Tech

Demand for low-cost laptop processors is plummeting, and not because of chip shortages

How did we get here? The pandemic has triggered worldwide work orders and homeschooling, resulting in huge demand for affordable education-focused models like the Chromebook. As we return to normalcy, the demand for such products is rapidly dwindling. Yet not many expected it to happen so suddenly.

We now have additional evidence pointing to a shrinking low-cost laptop market.

Mercury Research (via PCMag) said the PC industry just experienced its largest drop in notebook processor shipments from the previous quarter. Third-quarter shipments fell more than 18 million units from the previous quarter, according to the PC component market research company.

Entry-level chips such as the Intel Celeron and AMD Athlon were among those hit hardest by the drop in demand.

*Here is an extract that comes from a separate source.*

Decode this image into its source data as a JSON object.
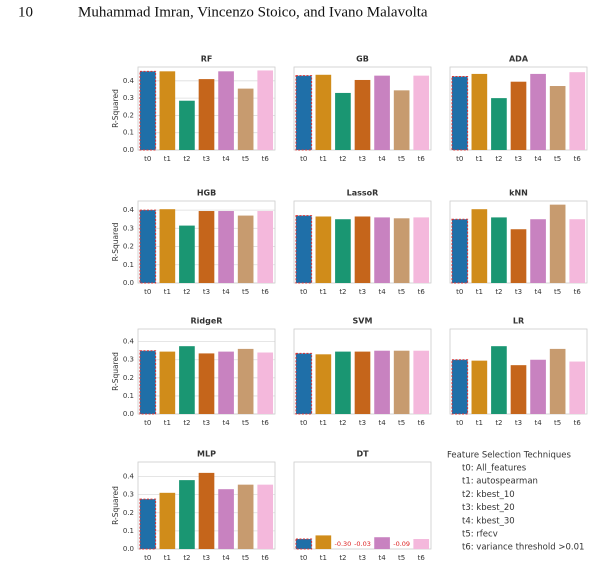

Mercury Research President Dean McCarron called this scenario the worst quarterly downturn for mobile processors in the history of the PC processor market.

In an email to the address PCMagMcCarron said the decline in entry-level processor shipments is not related to the ongoing global shortage of chips. Instead, he pointed to declining demand for entry-level laptops like the Google Chromebook.

McCarron told PCMag that some pullback is expected, but the return to pre-Covid volumes was instantaneous, not gradual.

Mercury’s results are in line with what we heard from Canalys earlier this week, when the company said Chromebook shipments fell 52% qoq and 37% yoy to 5.8 million devices in the third quarter. Tablet shipments also fell 15 percent in the last quarter to 37.7 million units.